The Queen handed her the howling bundle, tiny, helpless, and crying. She tossed together a sack of supplies and then pushed him and the baby towards the door. "Or you can just poof out of here, like always.".
A deal was a deal, and a man is his word.
He shifted the baby into the crook of his arm and poofed them both to his cavern to figure out what to do next. From the smell, the baby's immediate problem was obvious.
He changed the baby and made a flying disc of the remains.
The child quit crying and looked up at him with a most delicious smile.
What kind of mother could ever give up so golden a child?
Mavenstiltskin decided he would manage, even though he’d never had children, even if he had to take the child back to Mundane.
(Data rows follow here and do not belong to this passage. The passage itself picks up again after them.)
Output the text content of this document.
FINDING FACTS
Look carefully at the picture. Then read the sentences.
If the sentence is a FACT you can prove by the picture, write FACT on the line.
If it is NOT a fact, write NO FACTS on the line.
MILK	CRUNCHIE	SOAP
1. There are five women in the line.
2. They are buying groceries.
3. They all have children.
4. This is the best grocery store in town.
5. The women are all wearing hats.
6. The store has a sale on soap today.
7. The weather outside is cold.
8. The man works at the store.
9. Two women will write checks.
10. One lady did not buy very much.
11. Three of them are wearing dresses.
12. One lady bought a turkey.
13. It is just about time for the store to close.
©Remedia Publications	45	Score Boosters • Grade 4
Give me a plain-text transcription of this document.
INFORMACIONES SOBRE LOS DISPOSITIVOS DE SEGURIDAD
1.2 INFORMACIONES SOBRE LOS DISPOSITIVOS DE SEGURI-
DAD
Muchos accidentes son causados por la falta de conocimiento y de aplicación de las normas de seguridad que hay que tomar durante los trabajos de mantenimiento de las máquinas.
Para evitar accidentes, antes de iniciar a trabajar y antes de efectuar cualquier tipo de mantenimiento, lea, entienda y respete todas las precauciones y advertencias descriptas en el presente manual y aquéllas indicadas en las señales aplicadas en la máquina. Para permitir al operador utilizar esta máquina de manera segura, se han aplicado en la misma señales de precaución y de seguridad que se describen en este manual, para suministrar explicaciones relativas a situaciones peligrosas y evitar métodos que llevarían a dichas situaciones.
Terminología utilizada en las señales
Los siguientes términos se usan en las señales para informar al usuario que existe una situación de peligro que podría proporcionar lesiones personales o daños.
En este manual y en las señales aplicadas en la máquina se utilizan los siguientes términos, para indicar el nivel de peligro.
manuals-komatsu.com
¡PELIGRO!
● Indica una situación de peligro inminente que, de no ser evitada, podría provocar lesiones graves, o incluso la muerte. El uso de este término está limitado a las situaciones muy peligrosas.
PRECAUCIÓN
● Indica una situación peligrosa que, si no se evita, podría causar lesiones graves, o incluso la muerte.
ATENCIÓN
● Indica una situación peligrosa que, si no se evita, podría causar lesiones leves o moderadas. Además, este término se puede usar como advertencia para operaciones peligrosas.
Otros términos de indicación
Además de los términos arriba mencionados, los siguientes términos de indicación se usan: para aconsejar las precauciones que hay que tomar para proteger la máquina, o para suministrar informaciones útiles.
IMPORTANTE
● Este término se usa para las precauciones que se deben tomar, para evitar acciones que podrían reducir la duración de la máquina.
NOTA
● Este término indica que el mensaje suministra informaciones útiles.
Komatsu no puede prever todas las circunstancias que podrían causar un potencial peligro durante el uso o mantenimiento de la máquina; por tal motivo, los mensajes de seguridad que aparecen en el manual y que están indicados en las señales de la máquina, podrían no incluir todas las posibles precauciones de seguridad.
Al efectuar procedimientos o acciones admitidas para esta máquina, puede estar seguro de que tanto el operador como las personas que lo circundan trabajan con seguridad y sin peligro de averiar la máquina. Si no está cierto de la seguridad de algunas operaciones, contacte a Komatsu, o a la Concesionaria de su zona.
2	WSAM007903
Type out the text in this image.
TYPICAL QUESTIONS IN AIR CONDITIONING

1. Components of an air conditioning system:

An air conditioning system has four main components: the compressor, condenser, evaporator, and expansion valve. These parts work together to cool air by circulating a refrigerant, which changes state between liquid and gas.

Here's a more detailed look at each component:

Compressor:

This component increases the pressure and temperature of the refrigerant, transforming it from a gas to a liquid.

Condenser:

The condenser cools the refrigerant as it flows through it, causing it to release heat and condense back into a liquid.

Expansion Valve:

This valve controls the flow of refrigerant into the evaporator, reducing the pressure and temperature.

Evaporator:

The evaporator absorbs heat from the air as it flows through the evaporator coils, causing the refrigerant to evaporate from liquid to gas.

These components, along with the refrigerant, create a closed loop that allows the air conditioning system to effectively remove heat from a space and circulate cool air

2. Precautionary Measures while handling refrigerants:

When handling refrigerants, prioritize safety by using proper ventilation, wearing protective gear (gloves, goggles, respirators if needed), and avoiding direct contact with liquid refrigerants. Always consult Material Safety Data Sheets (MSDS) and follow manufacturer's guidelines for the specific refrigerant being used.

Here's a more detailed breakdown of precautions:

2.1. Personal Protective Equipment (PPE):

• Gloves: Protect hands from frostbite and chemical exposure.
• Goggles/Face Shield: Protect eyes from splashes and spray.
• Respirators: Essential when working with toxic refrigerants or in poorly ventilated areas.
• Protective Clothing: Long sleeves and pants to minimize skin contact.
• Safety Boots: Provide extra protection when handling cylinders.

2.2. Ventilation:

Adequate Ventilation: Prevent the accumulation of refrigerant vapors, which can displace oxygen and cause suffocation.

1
But for now, he might support them with his new stock in trade: golden flying disks.
His golden vision of the future was dimmed by a dark shadow entering the cavern—Fiona on official business.
"What do you think you're doing?" She pointed her bony hand at the baby. "You can't raise a child."
"I can do as well as that fool in the castle." He held the child to his chest, feeling that he would kill to protect her. "It was her idea anyway."
"Give her to me," Fiona commanded.
"No." Mavenstiltkin got ready to set her special effect in motion.
"I know your true name," Fiona said.
"I don't have a name here." Five more seconds and the two would escape.
"You forget who keeps the records...Mavenstiltskin!"
The baby, whose name she never learned, flew from her arms to Fiona's just as the ground opened and dropped her, not into her quarters back at Central, but into Dispatch, right in front of Fiona's desk.
A contract lay there with her name at the top, and "Maventiltskin" lettered in at the bottom. A drop of her blood landed beside the name as she transformed back to Maven Fairy Godmother Extraordinaire.
All she had to show for it was a golden disk and a few chin hairs that just wouldn't be plucked out.
Lol I'm in love with Maven. What a fun story!